Toolkit Workbench (TKW)

TKW - Toolkit Workbench - is a tool to assist development and assurance of supplier solutions to become BaRS compliant.

The tool supports testing of key high-level workflows e.g. a booking routine, including the asynchronous flows, as well as being capable of inspecting low level technical requirements. It reports the output in Validation Reports which clearly indicate to the reader where and why a test has failed. In addition, the tool supports consistent error states which are often difficult to create but required for development and assurance.
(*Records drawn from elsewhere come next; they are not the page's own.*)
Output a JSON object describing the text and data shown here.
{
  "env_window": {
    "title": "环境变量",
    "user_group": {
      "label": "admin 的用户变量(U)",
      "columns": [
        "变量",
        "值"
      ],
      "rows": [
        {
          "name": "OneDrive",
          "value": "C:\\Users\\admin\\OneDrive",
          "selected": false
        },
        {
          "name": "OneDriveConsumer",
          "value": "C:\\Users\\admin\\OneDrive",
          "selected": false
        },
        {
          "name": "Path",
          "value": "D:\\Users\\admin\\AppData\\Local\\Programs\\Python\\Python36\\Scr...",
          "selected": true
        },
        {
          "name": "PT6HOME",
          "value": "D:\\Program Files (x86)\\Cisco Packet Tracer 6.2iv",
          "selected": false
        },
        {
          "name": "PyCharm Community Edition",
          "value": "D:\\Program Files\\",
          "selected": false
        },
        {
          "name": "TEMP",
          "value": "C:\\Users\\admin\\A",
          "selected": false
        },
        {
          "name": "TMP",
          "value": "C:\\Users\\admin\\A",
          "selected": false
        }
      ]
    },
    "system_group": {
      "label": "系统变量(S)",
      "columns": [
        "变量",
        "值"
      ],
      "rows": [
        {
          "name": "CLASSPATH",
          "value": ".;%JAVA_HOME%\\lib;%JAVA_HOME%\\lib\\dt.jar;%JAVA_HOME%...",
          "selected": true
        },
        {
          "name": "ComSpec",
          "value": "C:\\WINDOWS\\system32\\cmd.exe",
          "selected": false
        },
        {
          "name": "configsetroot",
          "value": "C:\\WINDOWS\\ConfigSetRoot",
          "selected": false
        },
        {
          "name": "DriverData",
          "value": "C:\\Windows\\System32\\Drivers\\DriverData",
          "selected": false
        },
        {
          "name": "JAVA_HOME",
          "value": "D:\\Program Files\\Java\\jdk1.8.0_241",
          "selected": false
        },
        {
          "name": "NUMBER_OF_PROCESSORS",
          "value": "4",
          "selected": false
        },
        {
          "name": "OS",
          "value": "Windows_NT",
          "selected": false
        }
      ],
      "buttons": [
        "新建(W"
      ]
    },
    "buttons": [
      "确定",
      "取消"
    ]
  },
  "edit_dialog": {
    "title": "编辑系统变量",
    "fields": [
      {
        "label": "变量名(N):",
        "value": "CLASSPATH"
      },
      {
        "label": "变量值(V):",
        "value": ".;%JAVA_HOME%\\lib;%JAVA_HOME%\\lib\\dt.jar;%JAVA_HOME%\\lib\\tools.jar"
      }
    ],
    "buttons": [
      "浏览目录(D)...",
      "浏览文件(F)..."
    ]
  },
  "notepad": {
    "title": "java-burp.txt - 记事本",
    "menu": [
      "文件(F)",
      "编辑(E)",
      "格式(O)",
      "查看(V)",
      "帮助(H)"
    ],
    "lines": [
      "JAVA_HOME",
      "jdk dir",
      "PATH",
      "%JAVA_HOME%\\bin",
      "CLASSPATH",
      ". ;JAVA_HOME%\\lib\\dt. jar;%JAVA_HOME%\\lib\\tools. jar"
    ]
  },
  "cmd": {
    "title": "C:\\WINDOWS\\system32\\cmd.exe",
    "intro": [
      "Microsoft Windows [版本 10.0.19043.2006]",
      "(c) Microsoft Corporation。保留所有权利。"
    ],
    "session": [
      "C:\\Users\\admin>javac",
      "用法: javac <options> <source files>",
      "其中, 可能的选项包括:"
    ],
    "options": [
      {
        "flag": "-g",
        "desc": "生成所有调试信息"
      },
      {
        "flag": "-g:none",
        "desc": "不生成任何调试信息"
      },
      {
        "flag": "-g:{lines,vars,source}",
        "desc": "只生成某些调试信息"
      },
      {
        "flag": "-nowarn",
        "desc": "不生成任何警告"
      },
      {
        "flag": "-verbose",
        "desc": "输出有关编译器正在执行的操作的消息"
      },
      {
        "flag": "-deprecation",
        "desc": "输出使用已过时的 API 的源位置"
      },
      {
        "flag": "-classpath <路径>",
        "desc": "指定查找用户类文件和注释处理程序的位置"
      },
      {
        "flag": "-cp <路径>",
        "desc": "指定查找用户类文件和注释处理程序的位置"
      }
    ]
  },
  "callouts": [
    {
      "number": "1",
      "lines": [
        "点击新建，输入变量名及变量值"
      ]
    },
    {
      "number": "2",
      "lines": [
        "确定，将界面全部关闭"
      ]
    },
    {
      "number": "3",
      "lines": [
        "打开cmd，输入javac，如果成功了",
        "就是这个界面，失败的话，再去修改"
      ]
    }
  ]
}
TKW is deployed to the INT enviornment and, therefore, requests/responses will occur under Production like conditions.

Assure

Assurance for BaRS is achieved by completing and providing evidence, via a Supplier Conformance Assessment List (SCAL), through the Digital Onboarding Portal.

Supplier Conformance Assessment List (SCAL)

To complete assurance you need to:
  • complete all SCAL sections through the Digital Onboarding Portal
  • provide evidence and supporting diagrams which will enable the Solution Assurance Team to understand the solution and ensure it meets the required standard
  • demonstrate an end-to-end test of solution functionality within the integration environment (INT)
  • Provide evidence of compliance with DCB0129: Clinical Risk Management: its Application in the Manufacture of Health IT Systems
  • State that you have reviewed the BaRS Clinical Safety Case Report and Hazard Log, have integrated transferred risks into your own Hazard Log and have implemented appropriate mitigation as stipulated

Deploy

Once a solution is developed (and assured, if deploying to Production) it can be deployed. This stage involves installing, configuring and thoroughly testing the solution to ensure it behaves as intended and users are conversant with all aspects of functionality. It is likely to involve numerous parties across multiple organisations and require meticulous planning. The guidance provided is a suggested check-list of steps to consider and is not exhaustive.